Saturday 28 July 2012

Saturday 28 July 2012 - PNFS again

We're off again. A letter from the trustees this morning informed Dave that as the LPC and officers meetings were to be combined, there was no longer a role for him on the LPC, therefore please return the keys. This peremptory demand was dressed up with compliments about the amount of work he had done for them, patronising till it dripped. The anger this engendered in Dave powered him for 12 miles non-stop over Bleaklow at a pace I could hardly keep up with. But now, turning to poison by feeding on itself, and by half a bottle of wine, the fury is turning against me for what he perceives as negativity. 'So you want me to hand back the keys, say nothing, roll over and let them kick me in the stomach?' I point out that walking away might be the most fitting and dignified way to treat an organisation he says he holds in such contempt. Whereas answering back would be likely to give Rogerson further reasons to present him as a troublemaker; none of the officers would support Dave as they would not want a return to the disputes of the winter; and he would end up doubly humiliated. D wants to provoke Rogerson into admitting he wants rid of him for purely personal reasons. I say that is obvious and he would gain nothing. On the other hand, D isn't the sort to walk away, and may not have much to lose by writing to the trustees offering his services in other capacities. Or, as I suggested, enquiring coldly and curtly whether they would have the courtesy to explain to him the reasons for the changes.

Tuesday 24 July 2012

Monday 23 July 2012

Catherine has heard at last from Sheffield University, with an email saying they would be offering her a place after all. Family and friends all reacted wuth relief and congratulations, but Catherine seems underwhelmed. She absolutely does not want to go straight on to more studying and the prospect of more screwed-up social life, with its fevered campus expectations, in September, and is determined to spend 8 months with CSV, hopefully as teaching assistant or similar, where she is more likely to make a positive practical contribution to real people's lives. She is also talking of a year as au pair in America as well, but i think (and hope) that she will want to get on with something a bit more directional, ie degree/professional training, by next summer. Once the formal offer comes via UCAS, she will need to write to Sheffield about deferment. I haven't lost hope of TCD, though she seems to, and everything may yet change again.

Wednesday 11 July 2012

Wednesday 11 July 2012

C has had to contend with blow after blow. First she was unexpectedly called in for her hernia operation on
Thursday 5 July, due to a cancellation. The op[ was quick and she was sent home at 2pm, feeling rather peculiar but with very little nausea. When the anaesthetic wore off the pains returned, in different parts of her belly and also down her leg, but so did her colour, appetite and argumentative attitude.

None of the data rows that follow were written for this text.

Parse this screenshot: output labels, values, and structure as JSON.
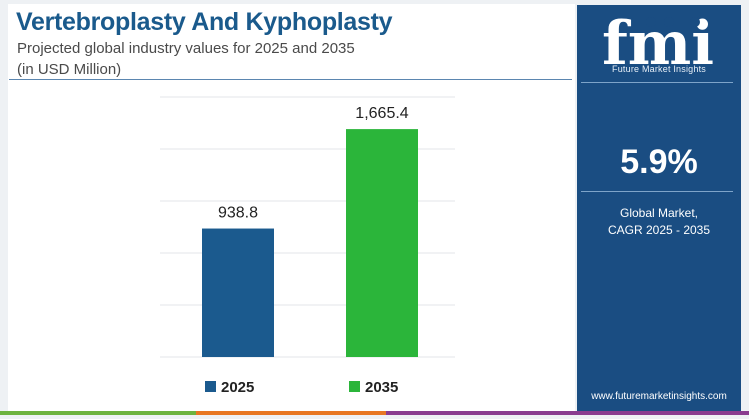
{
  "title": "Vertebroplasty And Kyphoplasty",
  "subtitle_line1": "Projected global industry values for 2025 and 2035",
  "subtitle_line2": "(in USD Million)",
  "chart_data": {
    "type": "bar",
    "categories": [
      "2025",
      "2035"
    ],
    "values": [
      938.8,
      1665.4
    ],
    "value_labels": [
      "938.8",
      "1,665.4"
    ],
    "colors": [
      "#1b5a8e",
      "#2bb53a"
    ],
    "ylim": [
      0,
      1900
    ],
    "grid": true,
    "legend": "bottom"
  },
  "sidebar": {
    "logo_text": "fmi",
    "logo_caption": "Future Market Insights",
    "cagr_value": "5.9%",
    "cagr_label_line1": "Global Market,",
    "cagr_label_line2": "CAGR 2025 - 2035",
    "website": "www.futuremarketinsights.com",
    "background_color": "#1a4d82"
  },
  "bottom_strip_colors": [
    "#6db33f",
    "#e87722",
    "#8a3c8f"
  ]
}
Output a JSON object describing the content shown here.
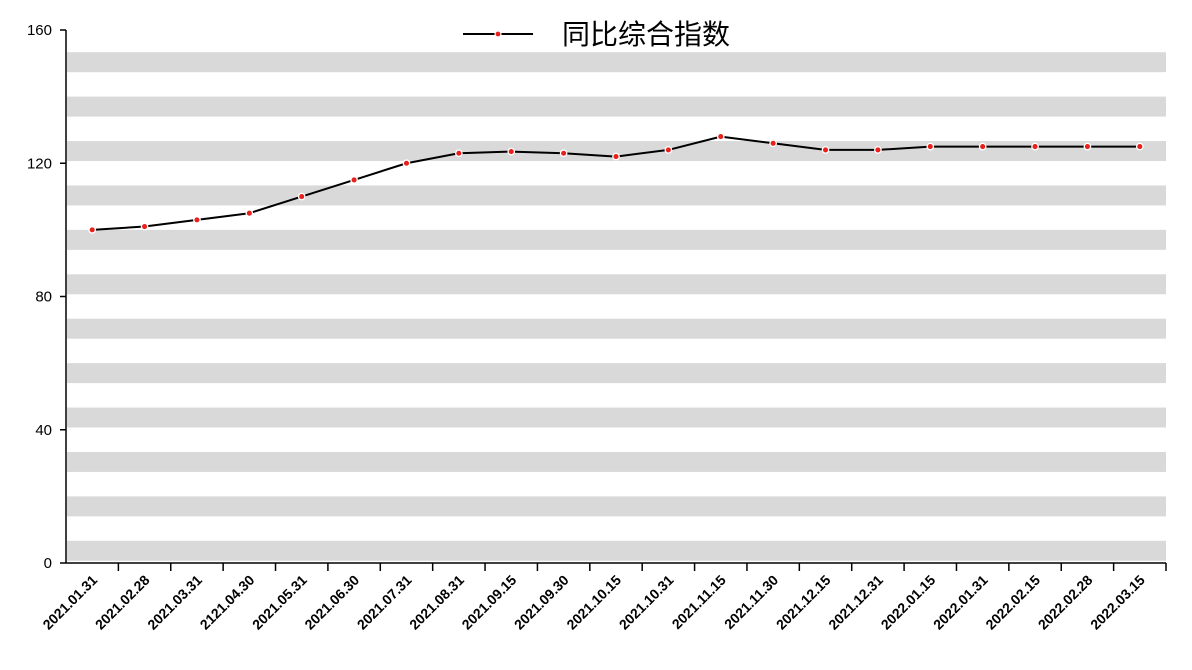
{
  "chart_data": {
    "type": "line",
    "categories": [
      "2021.01.31",
      "2021.02.28",
      "2021.03.31",
      "2121.04.30",
      "2021.05.31",
      "2021.06.30",
      "2021.07.31",
      "2021.08.31",
      "2021.09.15",
      "2021.09.30",
      "2021.10.15",
      "2021.10.31",
      "2021.11.15",
      "2021.11.30",
      "2021.12.15",
      "2021.12.31",
      "2022.01.15",
      "2022.01.31",
      "2022.02.15",
      "2022.02.28",
      "2022.03.15"
    ],
    "series": [
      {
        "name": "同比综合指数",
        "values": [
          100,
          101,
          103,
          105,
          110,
          115,
          120,
          123,
          123.5,
          123,
          122,
          124,
          128,
          126,
          124,
          124,
          125,
          125,
          125,
          125,
          125
        ]
      }
    ],
    "ylim": [
      0,
      160
    ],
    "yticks": [
      "0",
      "40",
      "80",
      "120",
      "160"
    ],
    "grid": "alternating horizontal bands",
    "legend_position": "top-center",
    "colors": {
      "line": "#000000",
      "marker": "#e8211c",
      "band": "#d9d9d9"
    }
  }
}
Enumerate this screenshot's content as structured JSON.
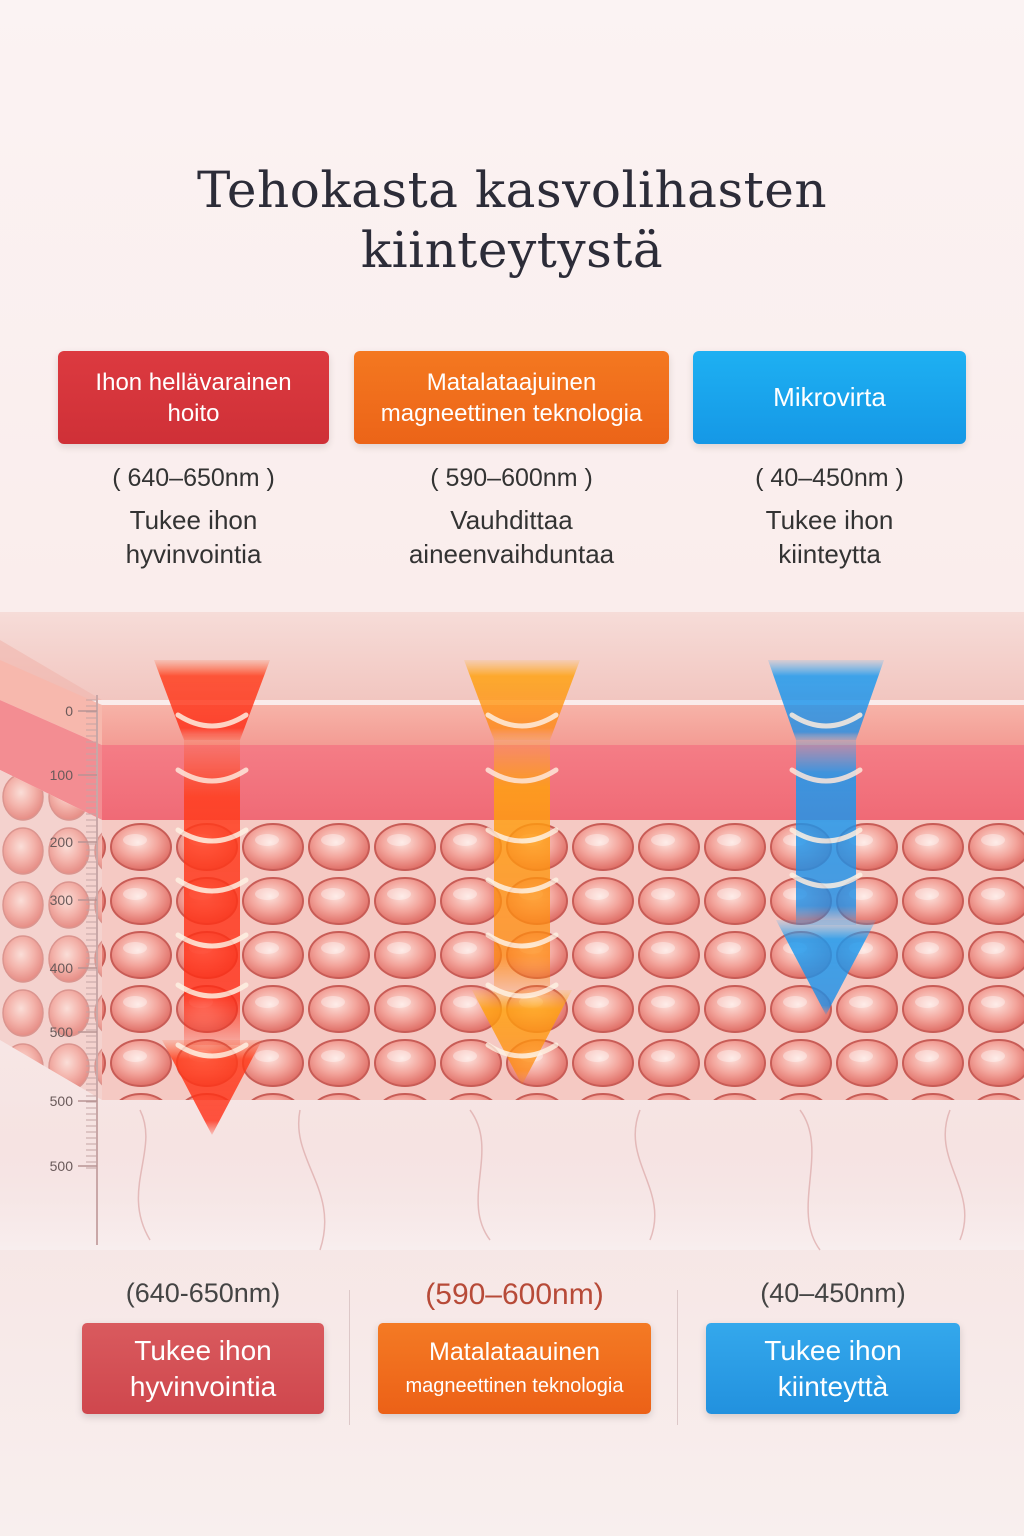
{
  "title": {
    "line1": "Tehokasta kasvolihasten",
    "line2": "kiinteytystä"
  },
  "top": [
    {
      "label_line1": "Ihon hellävarainen",
      "label_line2": "hoito",
      "wavelength": "( 640–650nm )",
      "desc_line1": "Tukee ihon",
      "desc_line2": "hyvinvointia",
      "color": "#d8363d"
    },
    {
      "label_line1": "Matalataajuinen",
      "label_line2": "magneettinen teknologia",
      "wavelength": "( 590–600nm )",
      "desc_line1": "Vauhdittaa",
      "desc_line2": "aineenvaihduntaa",
      "color": "#f26d1c"
    },
    {
      "label_line1": "Mikrovirta",
      "label_line2": "",
      "wavelength": "( 40–450nm )",
      "desc_line1": "Tukee ihon",
      "desc_line2": "kiinteytta",
      "color": "#1aa3ec"
    }
  ],
  "scale": {
    "ticks": [
      "0",
      "100",
      "200",
      "300",
      "400",
      "500",
      "500",
      "500"
    ]
  },
  "bottom": [
    {
      "wavelength": "(640-650nm)",
      "line1": "Tukee ihon",
      "line2": "hyvinvointia",
      "color": "#d54d52"
    },
    {
      "wavelength": "(590–600nm)",
      "line1": "Matalataauinen",
      "line2": "magneettinen teknologia",
      "color": "#f26a1d"
    },
    {
      "wavelength": "(40–450nm)",
      "line1": "Tukee ihon",
      "line2": "kiinteyttà",
      "color": "#2c9ee4"
    }
  ],
  "beams": [
    {
      "name": "red",
      "color": "#ff3a1a",
      "depth": 500
    },
    {
      "name": "orange",
      "color": "#ff9a10",
      "depth": 500
    },
    {
      "name": "blue",
      "color": "#1a9af0",
      "depth": 400
    }
  ]
}
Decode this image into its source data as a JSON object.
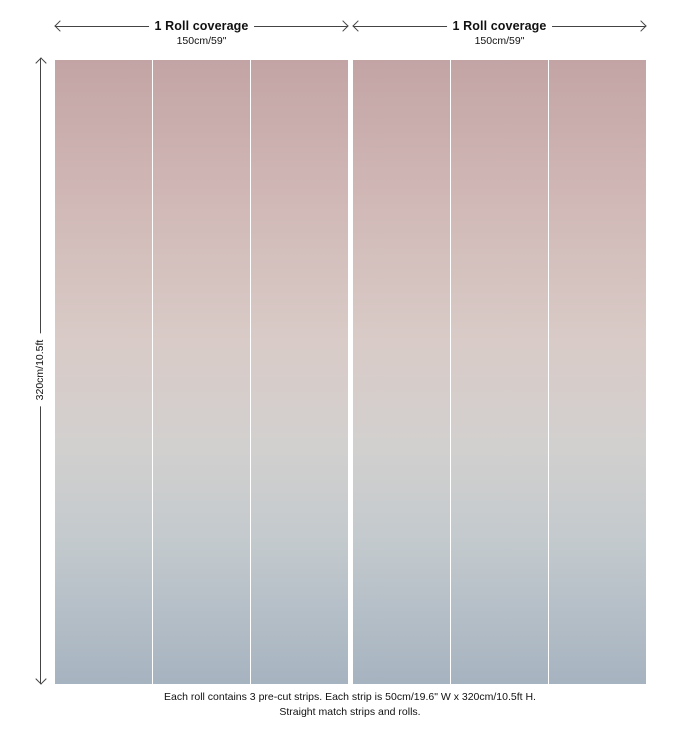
{
  "rolls": [
    {
      "title": "1 Roll coverage",
      "width_label": "150cm/59\"",
      "strips": 3
    },
    {
      "title": "1 Roll coverage",
      "width_label": "150cm/59\"",
      "strips": 3
    }
  ],
  "height_label": "320cm/10.5ft",
  "caption": {
    "line1": "Each roll contains 3 pre-cut strips.  Each strip is 50cm/19.6\" W x 320cm/10.5ft H.",
    "line2": "Straight match strips and rolls."
  },
  "colors": {
    "gradient_top": "#c3a4a5",
    "gradient_middle": "#d9cbc7",
    "gradient_bottom": "#a6b3c0"
  }
}
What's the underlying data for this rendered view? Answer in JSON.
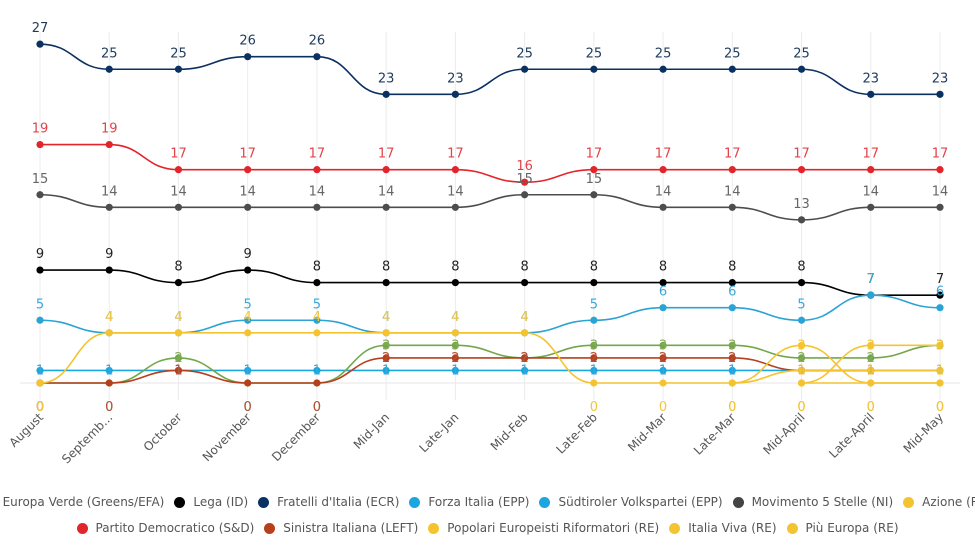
{
  "chart_data": {
    "type": "line",
    "title": "",
    "xlabel": "",
    "ylabel": "",
    "ylim": [
      0,
      27
    ],
    "grid": "vertical",
    "legend_position": "bottom",
    "categories": [
      "August",
      "Septemb...",
      "October",
      "November",
      "December",
      "Mid-Jan",
      "Late-Jan",
      "Mid-Feb",
      "Late-Feb",
      "Mid-Mar",
      "Late-Mar",
      "Mid-April",
      "Late-April",
      "Mid-May"
    ],
    "series": [
      {
        "name": "Fratelli d'Italia (ECR)",
        "color": "#0a3161",
        "label_color": "#1f3b5c",
        "values": [
          27,
          25,
          25,
          26,
          26,
          23,
          23,
          25,
          25,
          25,
          25,
          25,
          23,
          23
        ]
      },
      {
        "name": "Partito Democratico (S&D)",
        "color": "#e3242b",
        "label_color": "#e0434a",
        "values": [
          19,
          19,
          17,
          17,
          17,
          17,
          17,
          16,
          17,
          17,
          17,
          17,
          17,
          17
        ]
      },
      {
        "name": "Movimento 5 Stelle (NI)",
        "color": "#4d4d4d",
        "label_color": "#666666",
        "values": [
          15,
          14,
          14,
          14,
          14,
          14,
          14,
          15,
          15,
          14,
          14,
          13,
          14,
          14
        ]
      },
      {
        "name": "Lega (ID)",
        "color": "#000000",
        "label_color": "#222222",
        "values": [
          9,
          9,
          8,
          9,
          8,
          8,
          8,
          8,
          8,
          8,
          8,
          8,
          7,
          7
        ]
      },
      {
        "name": "Forza Italia (EPP)",
        "color": "#2aa3d6",
        "label_color": "#3aa7d8",
        "values": [
          5,
          4,
          4,
          5,
          5,
          4,
          4,
          4,
          5,
          6,
          6,
          5,
          7,
          6
        ]
      },
      {
        "name": "Südtiroler Volkspartei (EPP)",
        "color": "#1aa7e0",
        "label_color": "#3aa7d8",
        "values": [
          1,
          1,
          1,
          1,
          1,
          1,
          1,
          1,
          1,
          1,
          1,
          1,
          1,
          1
        ]
      },
      {
        "name": "Europa Verde (Greens/EFA)",
        "color": "#72a84a",
        "label_color": "#8aab5c",
        "values": [
          0,
          0,
          2,
          0,
          0,
          3,
          3,
          2,
          3,
          3,
          3,
          2,
          2,
          3
        ]
      },
      {
        "name": "Sinistra Italiana (LEFT)",
        "color": "#b5401e",
        "label_color": "#b5503a",
        "values": [
          0,
          0,
          1,
          0,
          0,
          2,
          2,
          2,
          2,
          2,
          2,
          1,
          1,
          null
        ]
      },
      {
        "name": "Azione (RE)",
        "color": "#f4c430",
        "label_color": "#f2c53d",
        "values": [
          0,
          4,
          4,
          4,
          4,
          4,
          4,
          4,
          0,
          0,
          0,
          3,
          0,
          0
        ]
      },
      {
        "name": "Popolari Europeisti Riformatori (RE)",
        "color": "#f4c430",
        "label_color": "#f2c53d",
        "values": [
          null,
          null,
          null,
          null,
          null,
          null,
          null,
          null,
          null,
          null,
          null,
          0,
          3,
          3
        ]
      },
      {
        "name": "Italia Viva (RE)",
        "color": "#f4c430",
        "label_color": "#f2c53d",
        "values": [
          null,
          null,
          null,
          null,
          null,
          null,
          null,
          null,
          null,
          null,
          0,
          1,
          1,
          1
        ]
      },
      {
        "name": "Più Europa (RE)",
        "color": "#f4c430",
        "label_color": "#f2c53d",
        "values": [
          null,
          null,
          null,
          null,
          null,
          null,
          null,
          null,
          null,
          null,
          null,
          0,
          0,
          0
        ]
      }
    ]
  },
  "legend": {
    "row1": [
      {
        "label": "Europa Verde (Greens/EFA)",
        "color": "#72a84a"
      },
      {
        "label": "Lega (ID)",
        "color": "#000000"
      },
      {
        "label": "Fratelli d'Italia (ECR)",
        "color": "#0a3161"
      },
      {
        "label": "Forza Italia (EPP)",
        "color": "#1aa7e0"
      },
      {
        "label": "Südtiroler Volkspartei (EPP)",
        "color": "#1aa7e0"
      },
      {
        "label": "Movimento 5 Stelle (NI)",
        "color": "#444444"
      },
      {
        "label": "Azione (RE)",
        "color": "#f4c430"
      }
    ],
    "row2": [
      {
        "label": "Partito Democratico (S&D)",
        "color": "#e3242b"
      },
      {
        "label": "Sinistra Italiana (LEFT)",
        "color": "#b5401e"
      },
      {
        "label": "Popolari Europeisti Riformatori (RE)",
        "color": "#f4c430"
      },
      {
        "label": "Italia Viva (RE)",
        "color": "#f4c430"
      },
      {
        "label": "Più Europa (RE)",
        "color": "#f4c430"
      }
    ]
  }
}
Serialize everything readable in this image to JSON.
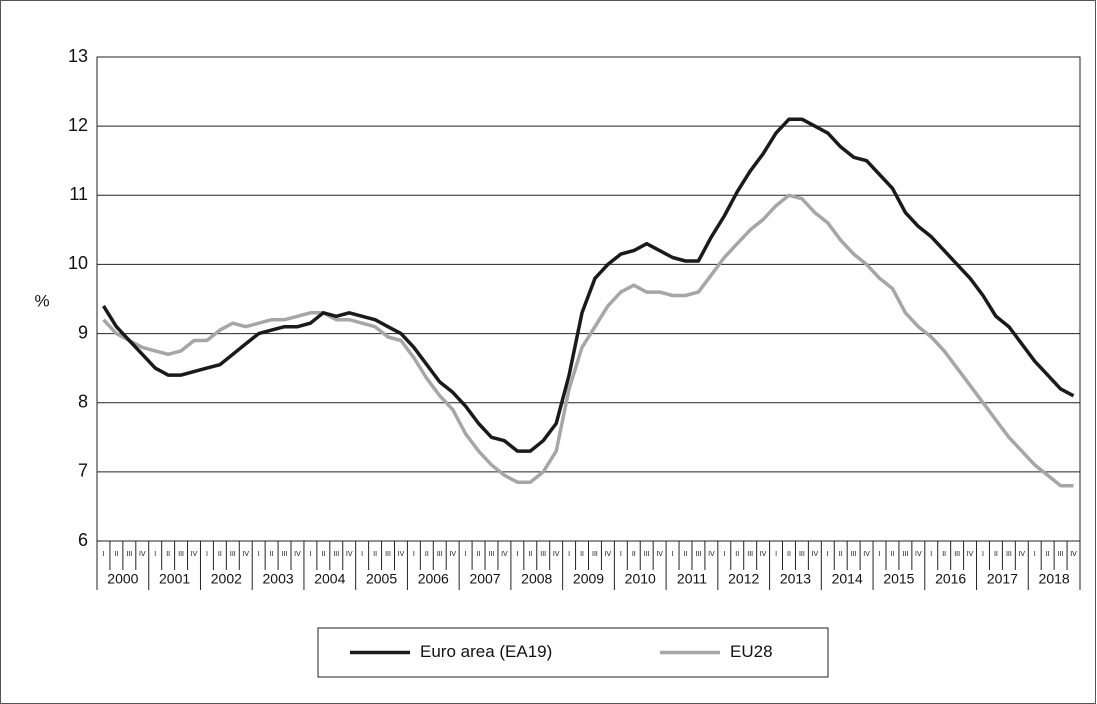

Then on Friday the IB results came out. She was nervy, but expectant. What nobody expected was that although she got 36 overall, an excellent mark, she only got 5 in each of her Highers. Disappointment floored her - that after two years' consistent hard work and high grades, and after beating her brains out since April to learn everything and after lasering all her learning and intellect into the exams themselves; not to speak of needing 6 in French for Sheffield and lord knows what else for Dublin, none of this effort or ability was reflected in the results. At least, that's how it felt - compared to most people's marks her 36 was a great result and it seemed peevish to be dismayed by it. She did feel better after talking to Geoff and Gillian on Monday - Gillian showed her the breakdown of marks, which showed she had only missed a 6 in both French and English by 3 or 4 marks; and Geoff said Sheffield were very likely to offer a place anyway, especially with the help of a letter from him pointing out her other achievements, and the standard of the IB compared to A-levels (36 would be translated as A* A* A A according to KWC). Whether they do or not, we are thinking about whether to apply for re-marks, in the hope of pushing up to a 6. It would be good to have her ability and hard work recognised, and maybe increase the chances of TCD after all, but sometimes C thinks it would be better to try and accept she got what she got and isn't as clever as she hoped she was; and I want to be sure I'm not pushing for a re-mark  out of vanity or wounded pride.

This body-blow came on top of the tiredness and aches and pains and general unwellness that have dogged her for weeks and the effect was to completely knock her out - a wall of fatigue falling on her each day. I didn't think this very surprising, but C just felt rotten and being told her blood count was clear and everything was down to stress only made things worse.